Canada’s economy losses jobs for two months in a row, but will it stop the central bank?

The latest report by Statistics Canada shows the national economy lost 30,600 jobs last month, following one more decline seen in June.

At the same time, Canada’s unemployment rate left unchanged at 4.9%.

The sectors of wholesale and retail trade, health care and social assistance, educational services reported a total loss of 53,000 jobs. The decline was offset by the goods-producing segments showing an increase of 23,000 jobs.

The drop in jobs was almost the same in both part-time and full-time work. However, the largest loss was reported among women aged 55+.

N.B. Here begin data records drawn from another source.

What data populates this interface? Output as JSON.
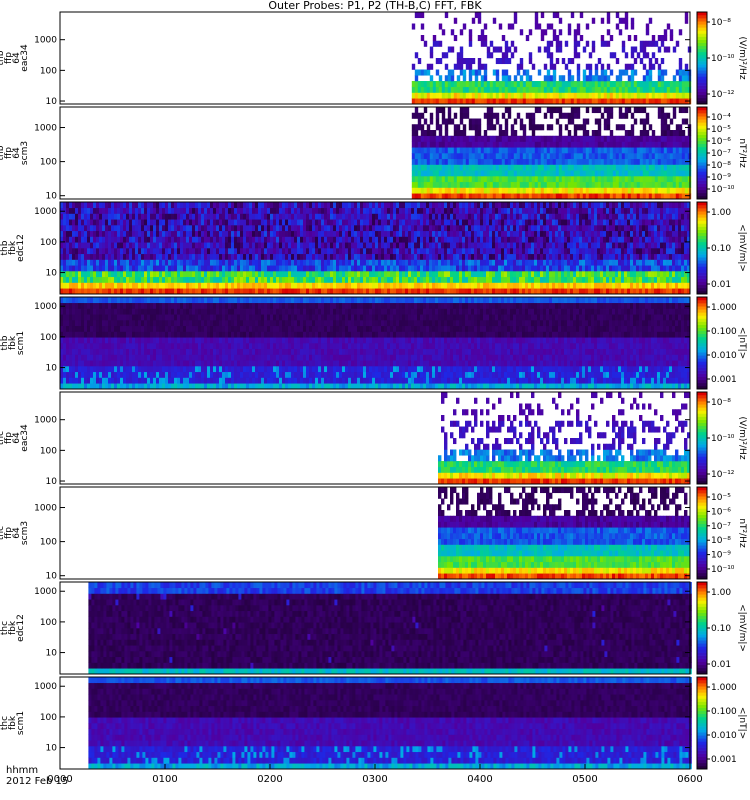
{
  "title": "Outer Probes: P1, P2 (TH-B,C) FFT, FBK",
  "footer": {
    "hhmm": "hhmm",
    "date": "2012 Feb 15"
  },
  "chart_data": {
    "type": "heatmap",
    "x_axis": {
      "ticks": [
        "0000",
        "0100",
        "0200",
        "0300",
        "0400",
        "0500",
        "0600"
      ],
      "range_hours": [
        0,
        6
      ]
    },
    "panels": [
      {
        "id": "thb-ffp-eac34",
        "ylabel": [
          "thb",
          "ffp",
          "64",
          "eac34"
        ],
        "scale": "log",
        "yticks": [
          "10",
          "100",
          "1000"
        ],
        "ylim": [
          8,
          8000
        ],
        "colorbar": {
          "label": "(V/m)²/Hz",
          "ticks": [
            "10⁻⁸",
            "10⁻¹⁰",
            "10⁻¹²"
          ]
        },
        "data_start_hour": 3.35,
        "pattern": "spiky"
      },
      {
        "id": "thb-ffp-scm3",
        "ylabel": [
          "thb",
          "ffp",
          "64",
          "scm3"
        ],
        "scale": "log",
        "yticks": [
          "10",
          "100",
          "1000"
        ],
        "ylim": [
          8,
          4000
        ],
        "colorbar": {
          "label": "nT²/Hz",
          "ticks": [
            "10⁻⁴",
            "10⁻⁵",
            "10⁻⁶",
            "10⁻⁷",
            "10⁻⁸",
            "10⁻⁹",
            "10⁻¹⁰"
          ]
        },
        "data_start_hour": 3.35,
        "pattern": "layered"
      },
      {
        "id": "thb-fbk-edc12",
        "ylabel": [
          "thb",
          "fbk",
          "edc12"
        ],
        "scale": "log",
        "yticks": [
          "10",
          "100",
          "1000"
        ],
        "ylim": [
          2,
          2000
        ],
        "colorbar": {
          "label": "<|mV/m|>",
          "ticks": [
            "1.00",
            "0.10",
            "0.01"
          ]
        },
        "data_start_hour": 0.0,
        "pattern": "edc"
      },
      {
        "id": "thb-fbk-scm1",
        "ylabel": [
          "thb",
          "fbk",
          "scm1"
        ],
        "scale": "log",
        "yticks": [
          "10",
          "100",
          "1000"
        ],
        "ylim": [
          2,
          2000
        ],
        "colorbar": {
          "label": "<|nT|>",
          "ticks": [
            "1.000",
            "0.100",
            "0.010",
            "0.001"
          ]
        },
        "data_start_hour": 0.0,
        "pattern": "scm"
      },
      {
        "id": "thc-ffp-eac34",
        "ylabel": [
          "thc",
          "ffp",
          "64",
          "eac34"
        ],
        "scale": "log",
        "yticks": [
          "10",
          "100",
          "1000"
        ],
        "ylim": [
          8,
          8000
        ],
        "colorbar": {
          "label": "(V/m)²/Hz",
          "ticks": [
            "10⁻⁸",
            "10⁻¹⁰",
            "10⁻¹²"
          ]
        },
        "data_start_hour": 3.6,
        "pattern": "spiky"
      },
      {
        "id": "thc-ffp-scm3",
        "ylabel": [
          "thc",
          "ffp",
          "64",
          "scm3"
        ],
        "scale": "log",
        "yticks": [
          "10",
          "100",
          "1000"
        ],
        "ylim": [
          8,
          4000
        ],
        "colorbar": {
          "label": "nT²/Hz",
          "ticks": [
            "10⁻⁵",
            "10⁻⁶",
            "10⁻⁷",
            "10⁻⁸",
            "10⁻⁹",
            "10⁻¹⁰"
          ]
        },
        "data_start_hour": 3.6,
        "pattern": "layered"
      },
      {
        "id": "thc-fbk-edc12",
        "ylabel": [
          "thc",
          "fbk",
          "edc12"
        ],
        "scale": "log",
        "yticks": [
          "10",
          "100",
          "1000"
        ],
        "ylim": [
          2,
          2000
        ],
        "colorbar": {
          "label": "<|mV/m|>",
          "ticks": [
            "1.00",
            "0.10",
            "0.01"
          ]
        },
        "data_start_hour": 0.27,
        "pattern": "dark"
      },
      {
        "id": "thc-fbk-scm1",
        "ylabel": [
          "thc",
          "fbk",
          "scm1"
        ],
        "scale": "log",
        "yticks": [
          "10",
          "100",
          "1000"
        ],
        "ylim": [
          2,
          2000
        ],
        "colorbar": {
          "label": "<|nT|>",
          "ticks": [
            "1.000",
            "0.100",
            "0.010",
            "0.001"
          ]
        },
        "data_start_hour": 0.27,
        "pattern": "scm"
      }
    ]
  }
}
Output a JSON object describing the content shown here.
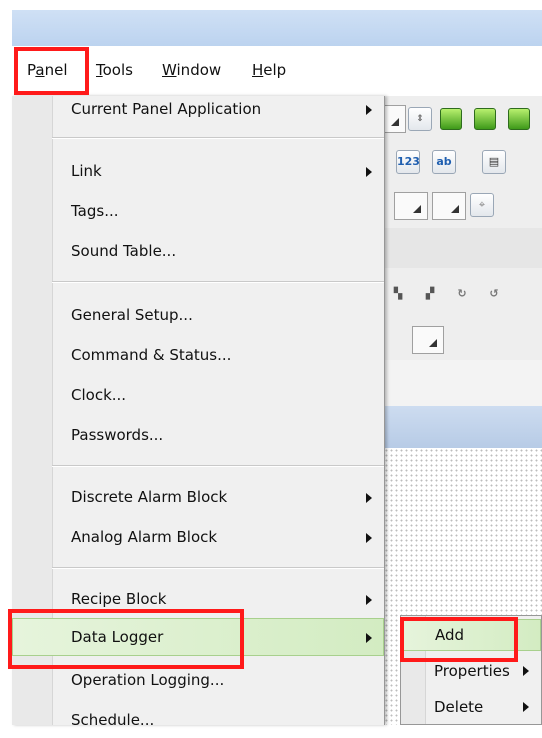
{
  "menubar": {
    "items": [
      {
        "label": "Panel",
        "accel": "a"
      },
      {
        "label": "Tools",
        "accel": "T"
      },
      {
        "label": "Window",
        "accel": "W"
      },
      {
        "label": "Help",
        "accel": "H"
      }
    ]
  },
  "panel_menu": {
    "items": [
      {
        "label": "Current Panel Application",
        "submenu": true
      },
      {
        "label": "Link",
        "submenu": true
      },
      {
        "label": "Tags...",
        "submenu": false
      },
      {
        "label": "Sound Table...",
        "submenu": false
      },
      {
        "label": "General Setup...",
        "submenu": false
      },
      {
        "label": "Command & Status...",
        "submenu": false
      },
      {
        "label": "Clock...",
        "submenu": false
      },
      {
        "label": "Passwords...",
        "submenu": false
      },
      {
        "label": "Discrete Alarm Block",
        "submenu": true
      },
      {
        "label": "Analog Alarm Block",
        "submenu": true
      },
      {
        "label": "Recipe Block",
        "submenu": true
      },
      {
        "label": "Data Logger",
        "submenu": true,
        "highlighted": true
      },
      {
        "label": "Operation Logging...",
        "submenu": false
      },
      {
        "label": "Schedule...",
        "submenu": false
      }
    ]
  },
  "data_logger_submenu": {
    "items": [
      {
        "label": "Add",
        "submenu": false,
        "highlighted": true
      },
      {
        "label": "Properties",
        "submenu": true
      },
      {
        "label": "Delete",
        "submenu": true
      }
    ]
  },
  "toolbar": {
    "btn_123": "123",
    "btn_ab": "ab"
  },
  "colors": {
    "highlight_box": "#ff1a1a",
    "menu_background": "#f0f0f0",
    "hover_green": "#d3ecc2",
    "title_blue": "#bcd3ef"
  }
}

Last month, the overall participation rate was down by 0.2% to 64.7%, following a 0.4% decrease in June.

The results turned out to be weaker than expected. The average forecast of economists polled by Bloomberg was a gain of 15,000 jobs and an unemployment rate of 5.0%.

“This is an obviously a very noisy survey, particularly in the summer months, when the numbers fluctuate a lot. In my opinion, the most important thing is that the North American economies are slowing,” – says Philip Cross from Macdonald-Laurier Institute and a former chief economic analyst of Statistics Canada.

In addition to it, he warned that Canada’s real estate sector is vulnerable to the growing interest rates and may lag behind the U.S.

The BoC has tried to restore the national economy after months of skyrocketing inflation with aggressive interest rate increases. Friday’s jobs report will probably help the Bank make its next interest rate decision in September.

“Although today’s results brought even more uncertainties for policymakers, the central bank will likely keep focusing on the historic low unemployment rate and strong wage growth in order to justify one more non-standard rate increase at its next meeting,” – Andrew Grantham, a senior economist at CIBC Capital Markets.

The Bank follows its goal to reduce the inflation back to 2%.

“Evidence that the economy is slowing due to weaker demand and not to restrained supply, will lead to a pause in this rate hike cycle after the next rise,” – Grantham noted.